Including Oshima in Japan Cuts’ ninth anniversary was not arbitrary. Cruel Story of Youth (Seishun Zankoku Monogatari) recently underwent a $4,000 restoration process developed by festival co-sponsor SONY. The film’s cinematographer, Takashi Kawamata, supervised the celluloid-todigital transfer.

Released in 1960, Cruel Story of Youth unfolds in the slums of Tokyo. Bored, unsupervised teenager Makoto (Miyuke Kuwano) likes driving in cars with strange men. The film opens on the night her latest ride wants to take her to a love hotel. Coming to her defense is Kiyoshi (Yusuke Kawazu), slightly older and hardened by post-World War II life. Their first date sets the tone for their relationship: she slaps him, he throws her in a lake, and then rapes her on a dock strung together with spiked carved logs. Still, she stays with him. They team up for a crime spree, repeating her pattern of driving off with strange men and his coming to her defense, shaking down the would-be attacker for yen.

Like his contemporaries in the French New Wave, Oshima was familiar with American film noir. Makoto’s hairdo and pouty expressions bring to mind Sandra Dee, making it no surprise that Kawazu channels James Dean.
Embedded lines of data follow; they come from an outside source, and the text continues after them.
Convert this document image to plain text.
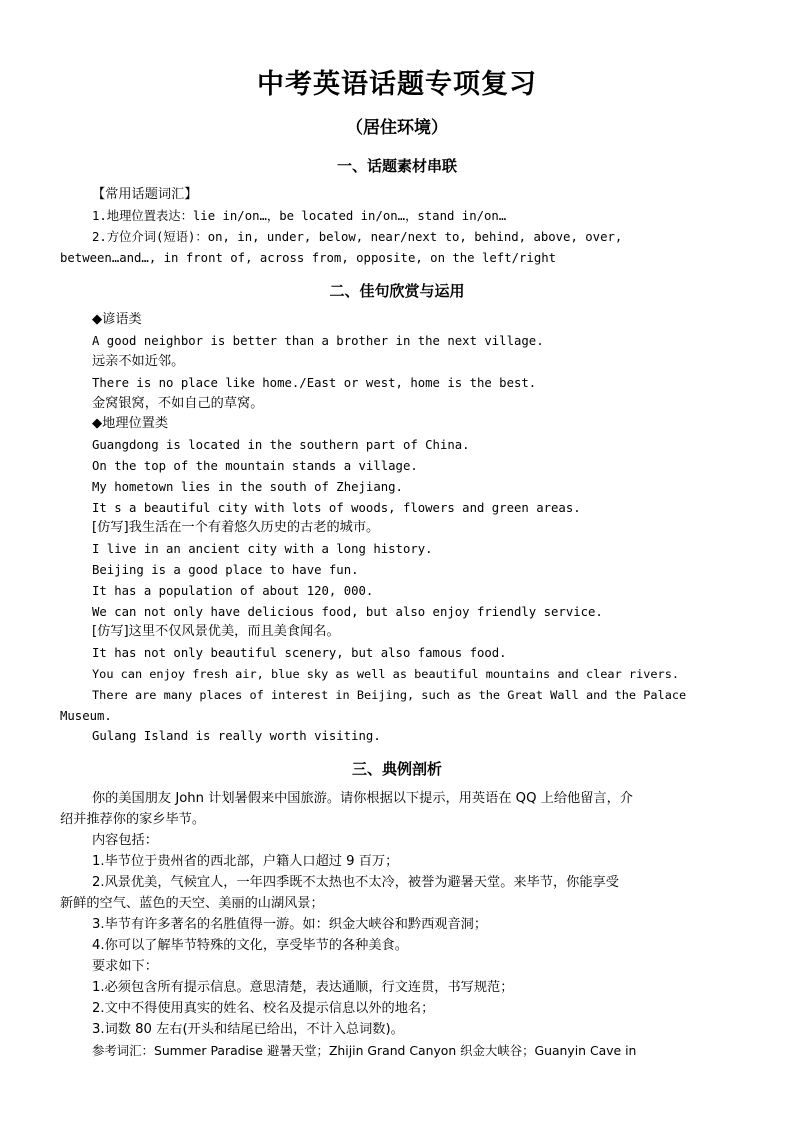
中考英语话题专项复习
（居住环境）
一、话题素材串联
【常用话题词汇】
1.地理位置表达：lie in/on…，be located in/on…，stand in/on…
2.方位介词(短语)：on, in, under, below, near/next to, behind, above, over,
between…and…, in front of, across from, opposite, on the left/right
二、佳句欣赏与运用
◆谚语类
A good neighbor is better than a brother in the next village.
远亲不如近邻。
There is no place like home./East or west, home is the best.
金窝银窝，不如自己的草窝。
◆地理位置类
Guangdong is located in the southern part of China.
On the top of the mountain stands a village.
My hometown lies in the south of Zhejiang.
It s a beautiful city with lots of woods, flowers and green areas.
[仿写]我生活在一个有着悠久历史的古老的城市。
I live in an ancient city with a long history.
Beijing is a good place to have fun.
It has a population of about 120, 000.
We can not only have delicious food, but also enjoy friendly service.
[仿写]这里不仅风景优美，而且美食闻名。
It has not only beautiful scenery, but also famous food.
You can enjoy fresh air, blue sky as well as beautiful mountains and clear rivers.
There are many places of interest in Beijing, such as the Great Wall and the Palace
Museum.
Gulang Island is really worth visiting.
三、典例剖析
你的美国朋友 John 计划暑假来中国旅游。请你根据以下提示，用英语在 QQ 上给他留言，介
绍并推荐你的家乡毕节。
内容包括：
1.毕节位于贵州省的西北部，户籍人口超过 9 百万；
2.风景优美，气候宜人，一年四季既不太热也不太冷，被誉为避暑天堂。来毕节，你能享受
新鲜的空气、蓝色的天空、美丽的山湖风景；
3.毕节有许多著名的名胜值得一游。如：织金大峡谷和黔西观音洞；
4.你可以了解毕节特殊的文化，享受毕节的各种美食。
要求如下：
1.必须包含所有提示信息。意思清楚，表达通顺，行文连贯，书写规范；
2.文中不得使用真实的姓名、校名及提示信息以外的地名；
3.词数 80 左右(开头和结尾已给出，不计入总词数)。
参考词汇：Summer Paradise 避暑天堂；Zhijin Grand Canyon 织金大峡谷；Guanyin Cave in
However, any further resemblance ends at the cosmetic. Intercut with the fictional narrative is footage of actual student demonstrations, but the pair are more interested in causing personal chaos than taking on the adult world.

In addition, unlike movie lover-lawbreakers such as Bowie and Ketchie in Nicholas Ray’s They Live By Night (1948) or Barton and Annie Laurie in Joseph E. Lewis’s Gun Crazy (1950), there is never any genuine passion. She expects disrespect; he thrives on cruelty. Their destructive codependence is predictably short-lived.
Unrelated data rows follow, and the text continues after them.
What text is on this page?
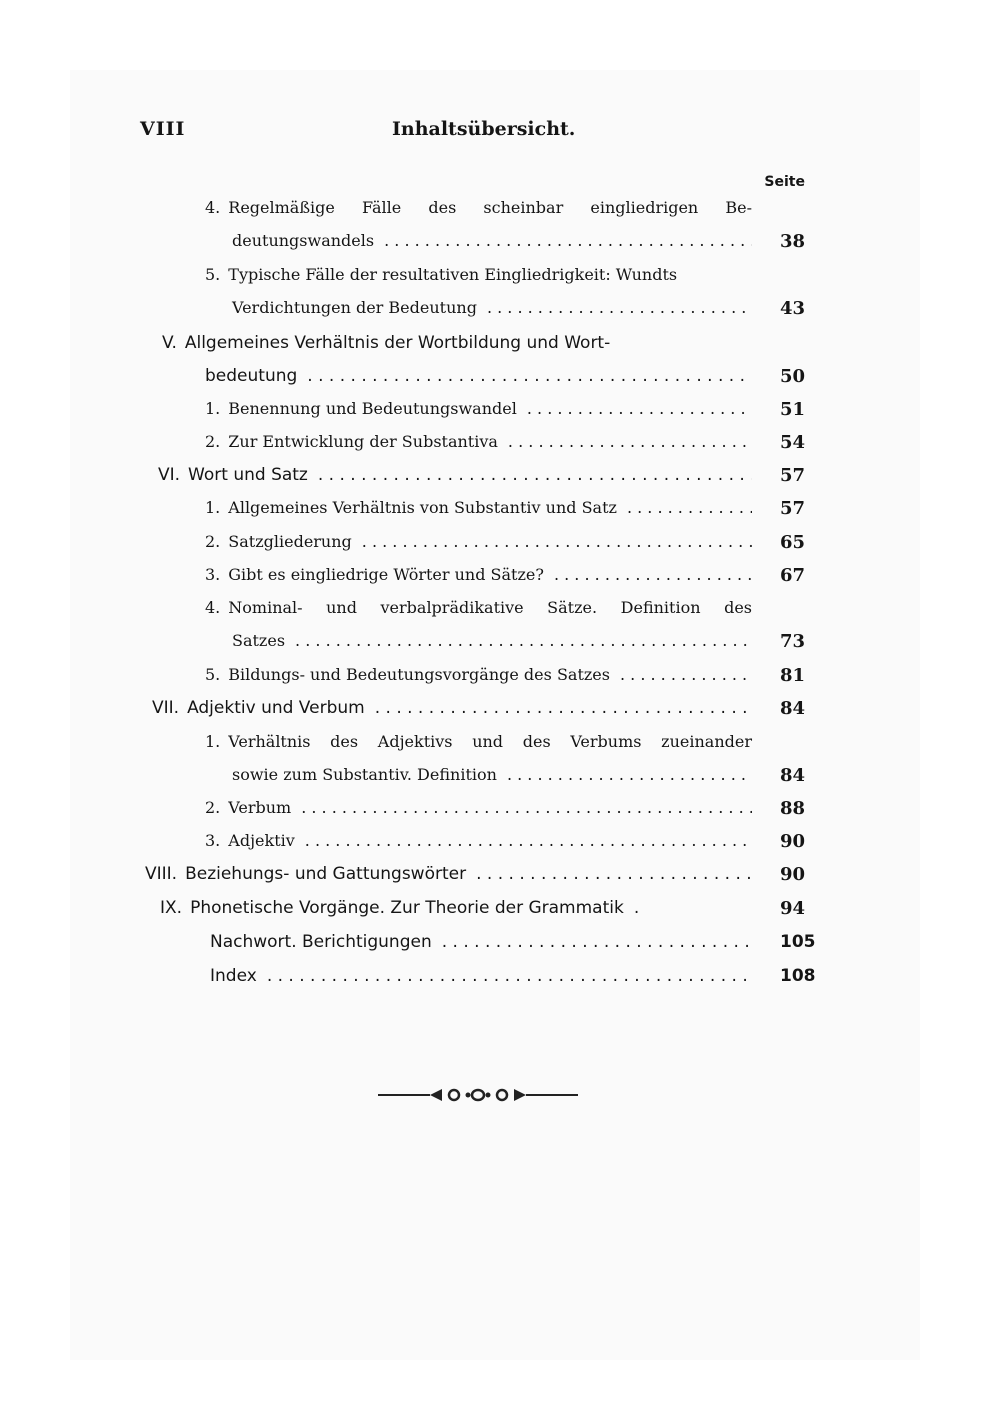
VIII	Inhaltsübersicht.
Seite
4. Regelmäßige Fälle des scheinbar eingliedrigen Be-
deutungswandels . . .	38
5. Typische Fälle der resultativen Eingliedrigkeit: Wundts
Verdichtungen der Bedeutung . . .	43
V. Allgemeines Verhältnis der Wortbildung und Wort-
bedeutung . . .	50
1. Benennung und Bedeutungswandel . . .	51
2. Zur Entwicklung der Substantiva . . .	54
VI. Wort und Satz . . .	57
1. Allgemeines Verhältnis von Substantiv und Satz . . .	57
2. Satzgliederung . . .	65
3. Gibt es eingliedrige Wörter und Sätze? . . .	67
4. Nominal- und verbalprädikative Sätze. Definition des
Satzes . . .	73
5. Bildungs- und Bedeutungsvorgänge des Satzes . . .	81
VII. Adjektiv und Verbum . . .	84
1. Verhältnis des Adjektivs und des Verbums zueinander
sowie zum Substantiv. Definition . . .	84
2. Verbum . . .	88
3. Adjektiv . . .	90
VIII. Beziehungs- und Gattungswörter . . .	90
IX. Phonetische Vorgänge. Zur Theorie der Grammatik . . .	94
Nachwort. Berichtigungen . . .	105
Index . . .	108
Oshima would return to the battle of the sexes in later films, especially in his most notorious one, In the Realm of the Senses (Ai No Corrida, 1976). Based on a true crime of passion resulting in genital mutilation, the film was seized by US customs officers before its public screenings at the 1976 New York Film Festival.

The opening credits of Lisa Takeba’s Haruko’s Paranormal Laboratory (Haruko Chojo Gensho Kenkyujo, 2015) are a send-up of Japanese “pink” (erotic) cinema. Half-naked women who have nothing to do with the film arrange themselves in interesting group formations that left the Japan Society audience in hysterics. They recognized the Amy Schumer-type jab at an unfortunate stereotype that only a smart woman can take on.
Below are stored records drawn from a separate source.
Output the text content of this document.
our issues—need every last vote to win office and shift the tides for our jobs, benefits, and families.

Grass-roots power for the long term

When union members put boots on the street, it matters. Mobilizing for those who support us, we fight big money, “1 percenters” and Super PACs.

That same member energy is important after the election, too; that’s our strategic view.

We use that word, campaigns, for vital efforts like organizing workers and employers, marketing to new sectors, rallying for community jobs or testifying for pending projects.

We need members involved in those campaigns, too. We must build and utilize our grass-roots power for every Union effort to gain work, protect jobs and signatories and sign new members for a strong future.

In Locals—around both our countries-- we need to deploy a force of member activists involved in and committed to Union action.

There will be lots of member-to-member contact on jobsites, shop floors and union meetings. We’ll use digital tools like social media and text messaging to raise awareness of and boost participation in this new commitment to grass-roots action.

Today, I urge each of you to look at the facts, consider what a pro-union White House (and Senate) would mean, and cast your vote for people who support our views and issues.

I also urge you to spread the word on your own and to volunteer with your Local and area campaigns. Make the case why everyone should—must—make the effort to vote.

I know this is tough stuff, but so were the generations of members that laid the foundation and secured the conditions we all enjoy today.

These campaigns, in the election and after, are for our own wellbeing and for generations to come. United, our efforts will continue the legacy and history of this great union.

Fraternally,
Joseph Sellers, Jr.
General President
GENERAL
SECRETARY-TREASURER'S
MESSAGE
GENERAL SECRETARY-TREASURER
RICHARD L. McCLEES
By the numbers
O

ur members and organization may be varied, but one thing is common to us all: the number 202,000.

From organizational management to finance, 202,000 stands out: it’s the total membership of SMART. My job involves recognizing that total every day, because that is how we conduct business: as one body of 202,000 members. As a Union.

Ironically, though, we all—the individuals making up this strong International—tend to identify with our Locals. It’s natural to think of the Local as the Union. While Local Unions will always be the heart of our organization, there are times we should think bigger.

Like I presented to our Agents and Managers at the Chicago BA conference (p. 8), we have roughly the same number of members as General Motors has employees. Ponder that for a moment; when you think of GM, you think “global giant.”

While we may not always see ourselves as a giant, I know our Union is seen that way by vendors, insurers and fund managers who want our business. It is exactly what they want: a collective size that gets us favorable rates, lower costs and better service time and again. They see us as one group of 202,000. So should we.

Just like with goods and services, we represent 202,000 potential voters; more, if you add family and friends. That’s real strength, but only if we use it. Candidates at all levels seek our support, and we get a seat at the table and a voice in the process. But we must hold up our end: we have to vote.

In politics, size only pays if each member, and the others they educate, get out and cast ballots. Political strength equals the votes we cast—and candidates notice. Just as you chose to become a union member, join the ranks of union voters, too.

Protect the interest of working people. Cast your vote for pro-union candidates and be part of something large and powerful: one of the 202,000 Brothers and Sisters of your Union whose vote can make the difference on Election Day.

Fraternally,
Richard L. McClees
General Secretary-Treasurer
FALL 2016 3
Takeba goes on to bring the absurd together naturally in an unnatural setting, where the naked object of desire is a literal object. Aspiring artist and fan-girl Haruko (Moeka Nozaki) carries on an ongoing conversation with her television set. Fed up with her snide attitude, the television (Terebi) comes to life. Because film characters accept him as he is, the film audience does as well. His face framed in the picture screen of a 1953 Japanese set, Terebi wears the same confused expression Keanu Reeves built a career on. Terebi’s other distinctive feature is unseen, but all the male characters and Haruko’s cougar co-worker (Sayaka Aoki) refer to it nonstop.

Haruko | © Japan Society
Haruko | © Japan Society

Initially sweet, Terebi soon becomes a handful, trashing Haruko’s apartment and bar hopping. Things get worse when, thanks to his translation channel, he becomes a popular TV host. Subplots include UFO abduction, Terebi’s origin story, a traveling freak show, and a neighborhood thief disguised as Friday the 13th’s Jason.

Takeba’s imagination is at its wildest when showing what flashes across the television screen. Along with narcissistic celebrities, commercials, and lacy panties, it works because of its ridiculous premise.

Japan Cuts runs through July 19th. The Japan Society schedules films year round, along with special exhibits, lectures, and performing arts programing. The 118-year-old institution also offers language, cooking. and art classes for children and adults.